Ces réformes produisent des pénuries et une désorganisation économique qui durera une décennie. Le delta du Mékong, pourtant l'un des territoires les plus fertils du monde, connaît la disette, et le pays devient dépendant des importations soviétiques.  



Des paysans dans une rizière du delta, en 1968.

L'unification imposée par la victoire militaire est brutale : des centaines de milliers d'anciens fonctionnaires, militaires et sympathisants du régime de Saigon sont envoyés dans des camps de rééducation où ils passeront des mois, des années, parfois une décennie. Les conditions y sont dures, la mortalité élevée. 

La culture sudiste est combattue, des livres sont brûlés et la musique moderne, jugée "décadente", est interdite. Les membres du Viêt Cong sont mis à l'écart du pouvoir réel. À leur place, des cadres parachutés par Hanoï administreront le Sud.

Pour beaucoup, c'est une désillusion : l'unification tant attendue ressemble plus à la domination d'un vainqueur sur un vaincu.



Des soldats Sud-Vietnamiens capturés se déshabillent dans le jardin du Palais Présidentiel de Saïgon, tandis qu'un char nordiste défile victorieux. Deux Vietnam se regardent.

Dans les années qui suivent, des centaines de milliers de Vietnamiens fuiront la repression et la dictature. Par mer, par les forêts, par tous les moyens disponibles.

Les "boats people" seront plus de 2 millions à tenter leur chance sur des embarcations de fortune, dans l'espoir d'atteindre la Thaïlande, la Malaisie, où Hong Kong.

On estime qu'entre deux et quatre cent mille personnes ont péri dans ces traversées entre 1975 et 1995. C'est le dernier acte d'une tragédie qui ne finit pas avec la capitulation.



"Boats people" secourus par un navire

Conséquences mondiales

La guerre du Vietnam a aussi des conséquences régionales immédiates d'une violence extrême. Le Cambodge, déstabilisé par les bombardements américains, bascule sous le régime communiste des Khmers rouges en avril 1975.

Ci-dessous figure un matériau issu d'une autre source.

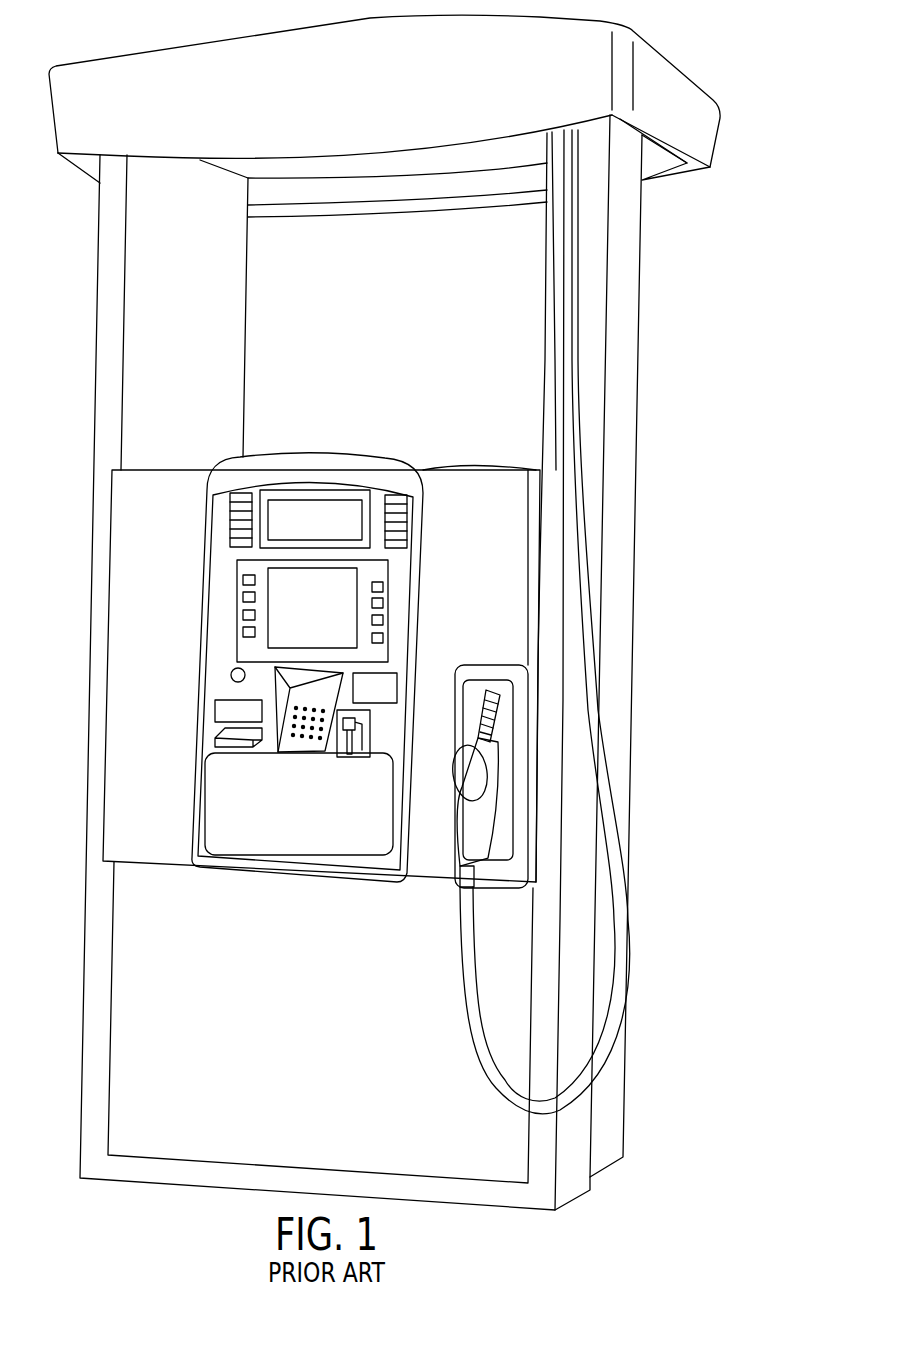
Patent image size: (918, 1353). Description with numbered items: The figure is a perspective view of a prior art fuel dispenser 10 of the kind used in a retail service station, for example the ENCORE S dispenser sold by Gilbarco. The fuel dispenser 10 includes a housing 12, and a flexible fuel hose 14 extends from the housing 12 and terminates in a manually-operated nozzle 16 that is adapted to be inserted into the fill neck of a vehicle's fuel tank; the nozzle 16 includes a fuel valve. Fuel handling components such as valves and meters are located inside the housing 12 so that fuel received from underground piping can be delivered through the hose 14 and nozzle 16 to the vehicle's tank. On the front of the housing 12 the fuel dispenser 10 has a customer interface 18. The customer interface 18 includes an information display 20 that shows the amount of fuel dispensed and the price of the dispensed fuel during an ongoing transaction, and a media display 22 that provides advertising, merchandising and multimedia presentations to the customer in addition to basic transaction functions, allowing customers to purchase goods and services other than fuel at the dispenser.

The fuel dispenser 10 is at (748, 61).
The housing 12 is at (640, 492).
The flexible fuel hose 14 is at (598, 655).
The manually-operated nozzle 16 is at (470, 840).
The customer interface 18 is at (298, 451).
The information display 20 is at (333, 492).
The media display 22 is at (359, 583).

En quatre ans, Pol Pot organise l'un des génocides les plus meurtriers du XXe siècle rapporté à la taille de la population : entre 1,5 et 2 millions de Cambodgiens tués, soit un quart de la population. Ce génocide est l'enfant direct de la déstabilisation produite par la guerre du Vietnam.



Guerilleros Khmer après la prise de pouvoir du Régime Communiste Cambodgien

Sur le plan mondial, la défaite américaine au Vietnam accélère plusieurs dynamiques.

  • Elle démontre les limites de la puissance militaire conventionnelle face à une guerre populaire (leçon que l'URSS n'appliquera pas en Afghanistan).
  • Elle érode la crédibilité de la doctrine d'endiguement au moment précis où Nixon et Kissinger développent la détente avec l'URSS et ouvrent la Chine.

  • Elle contribue à la désillusion des opinions publiques occidentales vis-à-vis de leurs gouvernements.


Nixon rencontre Mao en Chine, en 1972

Ho Chi Minh voulait un Vietnam libre. Il a obtenu un Vietnam réunifié. Ce n'est pas tout à fait la même chose. Il n'a pas vécu pour le voir, et peut-être est-ce une forme de grâce, car le Vietnam qu'il avait promis en 1945, sur la place Ba Đình, n'est pas tout à fait le Vietnam qui existe aujourd'hui. Ce Vietnam-là, libre ; indépendant ; consulté sur son propre destin, n'a jamais vraiment existé.

Ce que trente ans de guerre ont produit, c'est la fin des occupations étrangères. C'est déjà beaucoup, mais pour un peuple qui a tant payé, c'est étrangement insuffisant.